Что-то хрюкнуло – и из двери тяжко вывалился черный широкоплечий монстр. Мы с Люфтшютцем держали винтовки наготове; не было никакой возможности узнать, есть ли в доме русские. Карл Саммт, выучивший несколько польских слов, работая официантом в Познани, пробормотал что-то невнятное о ночи, солдатах и крове.
Монстр хрюкнул и скрестил руки на груди, как это делают часовые, силясь согреться. Поскольку ему, казалось, не хотелось покидать порог, Карл Саммт ткнул его прикладом в бок. С тем же успехом можно было пощекотать медведя дамским зонтиком; верзила только зарычал и выпрямился, став казаться еще выше. Чья-то рука вдруг оттолкнула его в сторону – и он уступил дорогу субтильной женщине неопределенных лет; выступив вперед, она без страха воззрилась на нас.
Карл Саммт пустил в ход все свое польское красноречие. Ночь. Солдаты. Снег. Ищем приют. Добрые немецкие солдаты – ничего плохого делать не будем, разве что поспим немного! Он оперся правой щекой на две сложенные ладони, изобразив лицо спящего ангела. Она дала ему выговориться, затем кивнула и отступила назад; итак, у нас появились кров, очаг, свет – кто знает, может, еще и накормят!

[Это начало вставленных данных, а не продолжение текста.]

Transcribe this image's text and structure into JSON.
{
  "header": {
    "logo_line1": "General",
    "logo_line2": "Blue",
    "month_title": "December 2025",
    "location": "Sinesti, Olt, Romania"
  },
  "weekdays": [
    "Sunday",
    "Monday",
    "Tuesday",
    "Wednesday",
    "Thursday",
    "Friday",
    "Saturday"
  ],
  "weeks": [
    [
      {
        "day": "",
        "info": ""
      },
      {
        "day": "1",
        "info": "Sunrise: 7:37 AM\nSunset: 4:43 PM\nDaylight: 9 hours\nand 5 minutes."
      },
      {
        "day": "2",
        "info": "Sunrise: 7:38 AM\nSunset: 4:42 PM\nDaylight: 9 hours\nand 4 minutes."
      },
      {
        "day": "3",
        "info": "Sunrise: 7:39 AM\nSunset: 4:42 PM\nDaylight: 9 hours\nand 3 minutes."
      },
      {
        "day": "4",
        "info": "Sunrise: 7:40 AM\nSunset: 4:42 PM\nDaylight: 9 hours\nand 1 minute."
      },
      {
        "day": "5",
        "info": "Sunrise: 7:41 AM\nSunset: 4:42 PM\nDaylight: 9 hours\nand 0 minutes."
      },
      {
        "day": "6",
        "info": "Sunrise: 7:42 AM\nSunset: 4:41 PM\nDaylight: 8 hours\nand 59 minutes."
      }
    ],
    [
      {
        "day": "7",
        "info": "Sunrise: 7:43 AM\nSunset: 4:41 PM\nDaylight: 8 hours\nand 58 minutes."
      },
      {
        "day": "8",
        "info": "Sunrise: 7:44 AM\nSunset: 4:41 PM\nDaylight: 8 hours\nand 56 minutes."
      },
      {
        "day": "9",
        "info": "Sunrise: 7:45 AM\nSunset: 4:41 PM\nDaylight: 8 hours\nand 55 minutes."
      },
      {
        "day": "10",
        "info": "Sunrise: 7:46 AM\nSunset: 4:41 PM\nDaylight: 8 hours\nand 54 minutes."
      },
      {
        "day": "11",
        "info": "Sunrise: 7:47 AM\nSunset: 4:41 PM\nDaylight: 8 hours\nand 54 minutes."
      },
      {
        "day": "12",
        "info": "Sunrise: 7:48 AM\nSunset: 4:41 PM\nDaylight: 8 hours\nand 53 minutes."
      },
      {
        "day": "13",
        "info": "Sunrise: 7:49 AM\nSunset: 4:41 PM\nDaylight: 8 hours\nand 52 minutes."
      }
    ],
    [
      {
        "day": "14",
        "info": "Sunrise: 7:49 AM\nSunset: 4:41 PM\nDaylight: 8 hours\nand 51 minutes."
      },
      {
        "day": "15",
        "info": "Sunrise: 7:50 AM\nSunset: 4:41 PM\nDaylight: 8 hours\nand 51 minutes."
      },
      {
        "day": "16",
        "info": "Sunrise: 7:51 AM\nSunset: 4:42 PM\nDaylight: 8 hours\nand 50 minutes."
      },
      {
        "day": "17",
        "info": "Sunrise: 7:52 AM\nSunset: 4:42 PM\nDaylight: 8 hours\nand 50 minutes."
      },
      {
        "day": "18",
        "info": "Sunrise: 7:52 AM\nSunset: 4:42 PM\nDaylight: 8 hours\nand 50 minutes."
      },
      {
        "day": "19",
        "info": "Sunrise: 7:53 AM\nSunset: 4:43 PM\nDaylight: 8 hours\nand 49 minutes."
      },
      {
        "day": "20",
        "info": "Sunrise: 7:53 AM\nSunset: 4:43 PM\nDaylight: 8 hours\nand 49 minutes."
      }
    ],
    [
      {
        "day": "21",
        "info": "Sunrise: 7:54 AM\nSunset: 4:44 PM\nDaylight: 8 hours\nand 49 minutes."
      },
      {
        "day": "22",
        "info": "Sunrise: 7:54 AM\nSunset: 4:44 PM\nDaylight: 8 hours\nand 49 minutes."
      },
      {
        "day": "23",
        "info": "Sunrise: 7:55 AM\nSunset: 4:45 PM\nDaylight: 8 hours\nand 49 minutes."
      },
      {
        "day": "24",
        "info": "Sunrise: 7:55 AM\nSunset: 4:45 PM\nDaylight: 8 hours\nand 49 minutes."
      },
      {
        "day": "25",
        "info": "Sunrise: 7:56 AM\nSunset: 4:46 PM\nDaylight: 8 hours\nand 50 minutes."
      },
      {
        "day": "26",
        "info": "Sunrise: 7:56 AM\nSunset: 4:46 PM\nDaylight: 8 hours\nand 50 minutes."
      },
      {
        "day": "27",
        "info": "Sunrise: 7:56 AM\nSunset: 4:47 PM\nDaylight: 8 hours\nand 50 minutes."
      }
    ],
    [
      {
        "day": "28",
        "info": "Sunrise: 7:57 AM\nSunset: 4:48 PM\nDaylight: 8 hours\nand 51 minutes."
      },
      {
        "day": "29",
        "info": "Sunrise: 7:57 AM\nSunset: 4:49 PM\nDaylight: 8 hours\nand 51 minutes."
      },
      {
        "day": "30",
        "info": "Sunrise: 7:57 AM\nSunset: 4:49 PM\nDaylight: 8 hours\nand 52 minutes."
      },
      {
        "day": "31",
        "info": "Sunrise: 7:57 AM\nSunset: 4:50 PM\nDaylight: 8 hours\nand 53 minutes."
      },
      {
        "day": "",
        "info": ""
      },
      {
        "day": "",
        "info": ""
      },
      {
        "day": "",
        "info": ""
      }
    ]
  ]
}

Еклерис тут же рухнул на кучу тряпья в углу и стал болезненно хрипеть. Можно было представить его состояние, раз даже наши здоровые легкие после угощения выстуженным воздухом еле-еле работали. Пахло гарью – ветер ярился в дымоходе – и всеми неприятными вещами, что связаны со снедью и человеческим пищеварением. Два крошечных окошка в избе кто-то законопатил мхом и глиной – уверен, в течение многих лет воздух здесь мало-мальски освежался лишь тогда, когда открывалась нараспашку дверь.
Симонидес без труда снял с себя верхнюю и нижнюю одежду и, нимало не стесняясь хозяйки лесного жилья, принялся растирать свои больные места. Черное чудовище присело на колоду для рубки мяса в самом темном углу и неподвижно уставилось на покрасневшие ноги нашего товарища. Карл Саммт, меж делом, продолжал упражняться в польском.
– Нам бы хороший еда, – бубнил он. – Хороший немецкий солдат! Голод! – Он оскалил зубы, засунул указательный палец в рот и сделал вид, что жует его с характерными «хам-хам-хам». Хозяйка при виде этакой пантомимы хрипло загоготала. На ней красовалась алая льняная рубаха – вернее, когда-то алая, а теперь просто грязная. Юбка покрывала ее ноги до самых связок голеностопа, и весь подол у нее испещряли жирные пятна – надо думать, хозяйка, за неимением передника, вытирала руки после готовки прямо об одежку. Старость еще не успела превратить эту женщину в отвратительную каргу – что-то странно манящее прослеживалось в угловатом рисунке скул, и даже многочисленные оспины не размывали впечатления от сурового благородства черт ее лица. Любитель почитать на привале, я носил с собой в ранце экземпляр «Симплициссимуса» Гриммельсхаузена – и, наверное, поэтому живо представил себе эту даму в образе виваньдерки, раскатывающей в обозе по фронтам времен Тридцатилетней войны. Когда излияния Саммта подошли к концу, оказалось, что он зря распинался – ибо дама ответила, что в избе не найти и краюшки хлеба; что уж там говорить о сыре и молоке. Судя по всему, уединенная жизнь на границе с чащей и общество того странного неотесанного мужика-великана, что по-прежнему сидел в углу, поглядывая на нас исподлобья, сказались на ее манере изъясняться не лучшим образом – говорила она медленно, с явным трудом.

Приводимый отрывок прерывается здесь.